To do my job as your MP there are certain expenses that I have to claim. These include paying for staff, funding accommodation for when I am in London and covering the costs of my offices in the constituency and in Parliament. Everything I claim for is publicly recorded and checked by the Independent Parliamentary Standards Authority (IPSA). Since the May 2010 General Election IPSA has been responsible for the regulation and payment of expenses to Members of the House of Commons.
I do not claim everything MPs are entitled to claim for. My predecessor did claim many of these expenses. My expenses can be found at:
MP Pay and Pensions
The basic annual salary for an MP from April 2017 is £76,011. MPs lost the right to set their own pay following the appalling expenses scandal, which happened before I was elected to Parliament.

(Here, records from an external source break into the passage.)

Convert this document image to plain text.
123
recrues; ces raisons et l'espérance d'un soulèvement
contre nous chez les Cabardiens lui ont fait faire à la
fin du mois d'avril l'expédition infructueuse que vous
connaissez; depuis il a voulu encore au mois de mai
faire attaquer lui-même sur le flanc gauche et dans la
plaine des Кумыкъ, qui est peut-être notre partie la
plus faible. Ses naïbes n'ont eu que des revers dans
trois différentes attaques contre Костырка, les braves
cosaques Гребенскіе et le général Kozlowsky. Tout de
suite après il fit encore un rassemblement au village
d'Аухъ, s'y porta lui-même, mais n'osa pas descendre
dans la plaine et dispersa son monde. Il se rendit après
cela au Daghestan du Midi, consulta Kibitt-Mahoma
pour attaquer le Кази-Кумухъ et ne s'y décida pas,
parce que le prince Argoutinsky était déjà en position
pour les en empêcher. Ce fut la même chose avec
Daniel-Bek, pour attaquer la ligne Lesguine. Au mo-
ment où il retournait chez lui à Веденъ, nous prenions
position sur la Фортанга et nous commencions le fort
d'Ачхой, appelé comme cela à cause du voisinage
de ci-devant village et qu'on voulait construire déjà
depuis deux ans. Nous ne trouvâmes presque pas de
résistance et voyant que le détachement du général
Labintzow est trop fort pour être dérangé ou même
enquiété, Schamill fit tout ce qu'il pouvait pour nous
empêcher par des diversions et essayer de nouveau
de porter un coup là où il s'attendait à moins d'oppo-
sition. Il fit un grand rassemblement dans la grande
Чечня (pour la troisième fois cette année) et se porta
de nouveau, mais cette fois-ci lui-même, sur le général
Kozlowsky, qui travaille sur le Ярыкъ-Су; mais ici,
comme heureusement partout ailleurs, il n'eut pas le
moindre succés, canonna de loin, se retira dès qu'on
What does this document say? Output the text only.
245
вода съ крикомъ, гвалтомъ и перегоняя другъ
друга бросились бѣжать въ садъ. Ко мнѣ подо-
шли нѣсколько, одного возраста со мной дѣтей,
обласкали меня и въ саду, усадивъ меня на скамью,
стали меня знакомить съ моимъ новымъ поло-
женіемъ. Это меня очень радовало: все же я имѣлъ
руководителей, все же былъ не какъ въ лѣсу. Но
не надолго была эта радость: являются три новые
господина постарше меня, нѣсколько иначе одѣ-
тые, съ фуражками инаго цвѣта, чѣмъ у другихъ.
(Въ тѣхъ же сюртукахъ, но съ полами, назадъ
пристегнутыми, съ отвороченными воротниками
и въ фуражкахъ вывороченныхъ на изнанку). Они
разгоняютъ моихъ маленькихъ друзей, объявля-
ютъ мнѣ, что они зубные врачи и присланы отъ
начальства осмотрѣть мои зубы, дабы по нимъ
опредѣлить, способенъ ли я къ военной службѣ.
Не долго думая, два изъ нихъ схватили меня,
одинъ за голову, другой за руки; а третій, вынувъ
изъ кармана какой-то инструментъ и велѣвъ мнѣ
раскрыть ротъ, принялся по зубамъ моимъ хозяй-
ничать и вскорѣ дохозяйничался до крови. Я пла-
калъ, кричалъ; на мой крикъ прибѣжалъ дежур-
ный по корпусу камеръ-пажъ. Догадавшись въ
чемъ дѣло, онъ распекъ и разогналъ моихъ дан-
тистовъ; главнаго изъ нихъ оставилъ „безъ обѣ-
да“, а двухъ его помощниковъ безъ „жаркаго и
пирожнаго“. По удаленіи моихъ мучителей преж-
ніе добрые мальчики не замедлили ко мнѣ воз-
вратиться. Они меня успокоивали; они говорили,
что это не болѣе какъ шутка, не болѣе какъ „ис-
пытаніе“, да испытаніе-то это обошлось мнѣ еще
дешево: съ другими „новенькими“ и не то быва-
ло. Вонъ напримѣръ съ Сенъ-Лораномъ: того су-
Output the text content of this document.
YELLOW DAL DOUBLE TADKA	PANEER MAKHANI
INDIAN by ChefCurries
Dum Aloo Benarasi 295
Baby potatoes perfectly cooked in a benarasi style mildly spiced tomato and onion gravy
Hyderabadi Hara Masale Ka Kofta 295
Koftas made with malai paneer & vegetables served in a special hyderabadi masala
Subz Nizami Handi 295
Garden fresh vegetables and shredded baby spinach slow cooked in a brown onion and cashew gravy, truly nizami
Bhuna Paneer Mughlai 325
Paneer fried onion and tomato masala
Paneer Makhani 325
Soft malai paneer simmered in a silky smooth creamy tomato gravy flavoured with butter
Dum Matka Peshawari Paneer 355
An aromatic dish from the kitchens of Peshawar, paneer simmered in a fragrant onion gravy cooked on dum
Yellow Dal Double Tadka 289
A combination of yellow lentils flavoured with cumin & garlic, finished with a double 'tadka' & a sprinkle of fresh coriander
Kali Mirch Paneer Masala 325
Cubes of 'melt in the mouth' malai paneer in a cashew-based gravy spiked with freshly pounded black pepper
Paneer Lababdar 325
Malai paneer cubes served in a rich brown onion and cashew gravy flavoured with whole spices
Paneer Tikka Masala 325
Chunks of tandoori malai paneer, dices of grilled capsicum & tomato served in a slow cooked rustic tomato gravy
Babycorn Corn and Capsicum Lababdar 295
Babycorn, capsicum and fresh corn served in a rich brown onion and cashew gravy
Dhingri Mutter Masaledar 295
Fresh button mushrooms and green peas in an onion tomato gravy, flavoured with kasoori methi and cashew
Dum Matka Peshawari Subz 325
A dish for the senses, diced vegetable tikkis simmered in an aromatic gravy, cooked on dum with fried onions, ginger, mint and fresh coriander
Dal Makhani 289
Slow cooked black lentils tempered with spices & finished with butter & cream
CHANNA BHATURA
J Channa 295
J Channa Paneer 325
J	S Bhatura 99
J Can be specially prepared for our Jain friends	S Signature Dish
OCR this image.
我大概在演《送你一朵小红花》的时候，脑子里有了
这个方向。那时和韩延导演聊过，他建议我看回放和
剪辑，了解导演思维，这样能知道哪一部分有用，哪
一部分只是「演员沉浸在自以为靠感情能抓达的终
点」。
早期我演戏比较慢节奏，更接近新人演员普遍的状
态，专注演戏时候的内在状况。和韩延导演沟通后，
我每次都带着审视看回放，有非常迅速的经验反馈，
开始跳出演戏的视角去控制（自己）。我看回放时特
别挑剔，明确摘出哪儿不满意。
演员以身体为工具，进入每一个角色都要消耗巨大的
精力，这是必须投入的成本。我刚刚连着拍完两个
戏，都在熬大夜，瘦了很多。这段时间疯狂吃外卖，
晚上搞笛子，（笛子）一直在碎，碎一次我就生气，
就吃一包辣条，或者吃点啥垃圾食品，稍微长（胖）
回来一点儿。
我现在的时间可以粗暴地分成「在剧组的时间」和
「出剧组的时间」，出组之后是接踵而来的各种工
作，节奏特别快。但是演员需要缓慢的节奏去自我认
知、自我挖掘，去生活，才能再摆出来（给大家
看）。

On 24 May 2011 IPSA was made responsible for determining MPs' pay and setting the level of any increase in their salary. IPSA is also responsible for the oversight of the MPs' pension scheme. You can read more about IPSA, MPs pay and expenses here: http://www.theipsa.org.uk/publications/mps-pay-and-pensions/
It is often misreported that MPs receive their pension as soon as they leave office. This is not correct as MPs can only take their pension at the normal pensionable age.
In the 2010-15 Parliament MPs continued to receive a generous final salary scheme, bought at increments of 1/50th 1/40th or 1/60th. The decision on how MP pensions is now taken independently by IPSA. I supported reform to this overly generous pension scheme as I did to other public sector pension schemes.
From 2015 onwards, the MP pension scheme has been changed to a less generous career average scheme. This mirrors other public sector schemes where final salary has been replaced by career average. The cost of this new scheme to the taxpayer is now 13.01% of an MP's salary, down from over 20% under the previous more generous scheme.
I previously turned down a taxpayer funded pension scheme in my previous employment.